6. Cher sur le marché, le champignon incite à la cueillette et rapproche l’humain de ses ancêtres défavorisés, qui n’ayant pas de supermarchés devaient aller se plier en deux dans les bois, au milieu des serpents et des scolopendres pour ramasser quelques fades lépiotes ou quelques bolets des pins indigestes. On imagine en quelles transes on les aurait vus transportés à l’entrée d’une supérette et quelles malédictions victorieuses ils auraient proférées contre l’inhumaine et boueuse nature totalement dépourvue alors de centrales nucléaires ou de stations-service où venir se laver les mains après avoir souffert des moisissures des sous-bois et des mucosités malodorantes. Ce n’est pas par hasard si régulièrement ils y foutaient le feu.

Mais de nos jours combien de malheureux, oublieux des principes de base de l’humanité, ne retournent-ils pas tous les dimanches s’embourber dans des maisons de campagne, construites à cet effet, et ne s’enorgueillissent-ils pas de fortifier leurs mains calleuses à serrer le bâton, qui leur permet de se sentir un minimum en sécurité, dans cet univers hostile, où ils s’aventurent par misanthropie, avant que de céder à l’appel et d’être ramenés à la ligature de leur chaîne habituelle.

Mais là, à peine rentrés chez eux, avant même d’avoir enfilé leurs confortables pantoufles, ne retrouvent-ils pas leur chère nature hostile, et ne sont-ils pas rapidement obligés de tirer à eux leur bar roulant afin de se servir en vitesse le whiskie régulateur de leur rythme cardiaque afin d’endurer sans d’abondantes suées l’horreur des animaux qui se déchirent et des plantes qui se phagocytent.

Verts de peur, ils enregistrent le commentaire implacable des spécialistes de la nature. Elle va mourir.

 

 

 

7. Le maison de campagnard rentre chez lui avec sa maison de campagne, aussi s’insurge-t-il  de ne pas retrouver en ville les ours, les loups , les serpents  qu’il a ratés  à la  campagne. Il comprend que la ville n’est pas faite pour eux, du moins actuellement, mais comment se fait-il qu’on n’en remette pas, au moins à la campagne ? En effet ces animaux étaient autrefois là chez eux. Il est clair que les hommes, les plus mauvais d’entre eux, ont colonisé leur domaine, s’en sont emparés et y ont instauré une économie coloniale. Les ursidés, les canidés, les félins n’étaient pas d’excellents gestionnaires, ils ne rentabilisaient pas leur patrimoine dans les meilleures conditions.
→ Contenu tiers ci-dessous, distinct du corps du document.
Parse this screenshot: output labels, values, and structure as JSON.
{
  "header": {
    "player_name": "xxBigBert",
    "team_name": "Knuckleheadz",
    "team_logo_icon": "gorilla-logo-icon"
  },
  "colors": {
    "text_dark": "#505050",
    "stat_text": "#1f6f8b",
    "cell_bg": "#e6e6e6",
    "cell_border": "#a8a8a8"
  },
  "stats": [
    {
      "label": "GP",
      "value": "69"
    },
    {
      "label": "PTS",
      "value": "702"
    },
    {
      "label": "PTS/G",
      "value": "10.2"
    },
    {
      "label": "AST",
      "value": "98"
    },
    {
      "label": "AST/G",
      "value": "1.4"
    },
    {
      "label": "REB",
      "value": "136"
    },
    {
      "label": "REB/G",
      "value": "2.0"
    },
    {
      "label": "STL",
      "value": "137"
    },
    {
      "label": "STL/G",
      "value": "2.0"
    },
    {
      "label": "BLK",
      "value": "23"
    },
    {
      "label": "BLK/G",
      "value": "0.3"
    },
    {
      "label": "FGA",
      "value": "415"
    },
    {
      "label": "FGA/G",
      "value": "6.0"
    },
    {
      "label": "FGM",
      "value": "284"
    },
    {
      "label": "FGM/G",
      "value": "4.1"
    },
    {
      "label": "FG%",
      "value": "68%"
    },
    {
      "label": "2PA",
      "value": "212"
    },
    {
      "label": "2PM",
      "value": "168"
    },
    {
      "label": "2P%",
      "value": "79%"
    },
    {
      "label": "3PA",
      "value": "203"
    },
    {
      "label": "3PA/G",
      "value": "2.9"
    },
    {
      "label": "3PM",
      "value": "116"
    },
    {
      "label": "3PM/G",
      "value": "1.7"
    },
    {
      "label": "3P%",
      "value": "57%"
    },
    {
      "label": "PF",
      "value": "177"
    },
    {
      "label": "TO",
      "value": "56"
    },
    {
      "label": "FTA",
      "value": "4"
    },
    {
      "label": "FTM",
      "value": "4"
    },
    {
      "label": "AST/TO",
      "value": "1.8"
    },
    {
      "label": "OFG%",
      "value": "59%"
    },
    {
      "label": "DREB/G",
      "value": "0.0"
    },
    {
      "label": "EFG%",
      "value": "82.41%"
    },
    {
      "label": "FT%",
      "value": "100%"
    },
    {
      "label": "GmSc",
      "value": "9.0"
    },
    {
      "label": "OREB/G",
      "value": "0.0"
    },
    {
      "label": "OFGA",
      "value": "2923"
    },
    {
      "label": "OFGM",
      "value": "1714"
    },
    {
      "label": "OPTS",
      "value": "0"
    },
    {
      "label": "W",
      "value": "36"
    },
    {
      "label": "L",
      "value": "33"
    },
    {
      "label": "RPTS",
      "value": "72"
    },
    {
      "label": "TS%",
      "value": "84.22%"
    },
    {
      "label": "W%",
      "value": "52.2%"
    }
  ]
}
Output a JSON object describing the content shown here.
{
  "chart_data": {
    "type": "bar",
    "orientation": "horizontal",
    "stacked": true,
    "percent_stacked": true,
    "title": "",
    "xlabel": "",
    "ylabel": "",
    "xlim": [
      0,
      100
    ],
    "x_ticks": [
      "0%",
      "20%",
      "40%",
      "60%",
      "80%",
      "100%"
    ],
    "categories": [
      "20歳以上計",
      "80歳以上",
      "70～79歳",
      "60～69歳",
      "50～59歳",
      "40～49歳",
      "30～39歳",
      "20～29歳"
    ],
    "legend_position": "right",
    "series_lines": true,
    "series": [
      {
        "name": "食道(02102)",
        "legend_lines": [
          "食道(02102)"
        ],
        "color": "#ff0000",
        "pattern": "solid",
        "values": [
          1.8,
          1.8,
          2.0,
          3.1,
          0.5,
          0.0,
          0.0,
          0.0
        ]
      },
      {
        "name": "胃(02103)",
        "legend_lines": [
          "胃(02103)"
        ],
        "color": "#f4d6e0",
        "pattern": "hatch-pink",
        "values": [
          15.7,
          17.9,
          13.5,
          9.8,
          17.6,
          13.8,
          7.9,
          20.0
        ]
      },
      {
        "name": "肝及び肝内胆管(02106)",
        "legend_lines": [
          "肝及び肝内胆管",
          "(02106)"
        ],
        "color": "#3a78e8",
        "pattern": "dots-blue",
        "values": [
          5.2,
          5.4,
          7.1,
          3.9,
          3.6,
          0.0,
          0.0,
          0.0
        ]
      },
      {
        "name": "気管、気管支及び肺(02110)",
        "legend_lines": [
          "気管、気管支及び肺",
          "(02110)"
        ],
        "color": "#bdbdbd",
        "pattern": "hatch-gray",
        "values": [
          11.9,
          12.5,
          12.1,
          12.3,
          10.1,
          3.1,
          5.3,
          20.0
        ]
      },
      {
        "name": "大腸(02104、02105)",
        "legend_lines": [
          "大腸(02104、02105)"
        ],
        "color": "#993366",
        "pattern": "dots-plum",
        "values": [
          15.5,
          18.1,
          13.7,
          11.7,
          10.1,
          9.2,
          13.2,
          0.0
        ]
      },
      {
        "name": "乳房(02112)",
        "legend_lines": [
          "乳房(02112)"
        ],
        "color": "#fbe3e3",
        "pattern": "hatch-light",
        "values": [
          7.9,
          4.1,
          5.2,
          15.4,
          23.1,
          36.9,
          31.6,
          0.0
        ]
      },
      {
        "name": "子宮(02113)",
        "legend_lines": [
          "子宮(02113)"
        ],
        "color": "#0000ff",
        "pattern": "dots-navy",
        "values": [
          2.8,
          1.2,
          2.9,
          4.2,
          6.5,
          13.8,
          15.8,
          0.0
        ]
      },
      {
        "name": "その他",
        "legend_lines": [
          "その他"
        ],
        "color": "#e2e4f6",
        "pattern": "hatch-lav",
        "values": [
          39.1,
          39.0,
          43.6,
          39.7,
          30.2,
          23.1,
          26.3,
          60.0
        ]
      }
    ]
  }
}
Une économie de type mondialiste s’est instaurée : des céréales, des céréales, encore des céréales, partout ; aussi bien en Chine qu’en Amérique du Sud ou qu’en Corrèze. Les ours ont été les premiers à se replier. Les loups ont encore  combattu quelque temps mais ils ont subi un véritable génocide. Les serpents sont restés planqués. Les paysans sont restés seuls maîtres du terrain.

La question qui se pose n’offre pas de difficulté : doit-on soutenir ces usurpateurs ? Non. Bien évidemment non. Qu’ils rendent leur territoire aux animaux sauvages et vite ; ou tout au moins qu’ils cohabitent.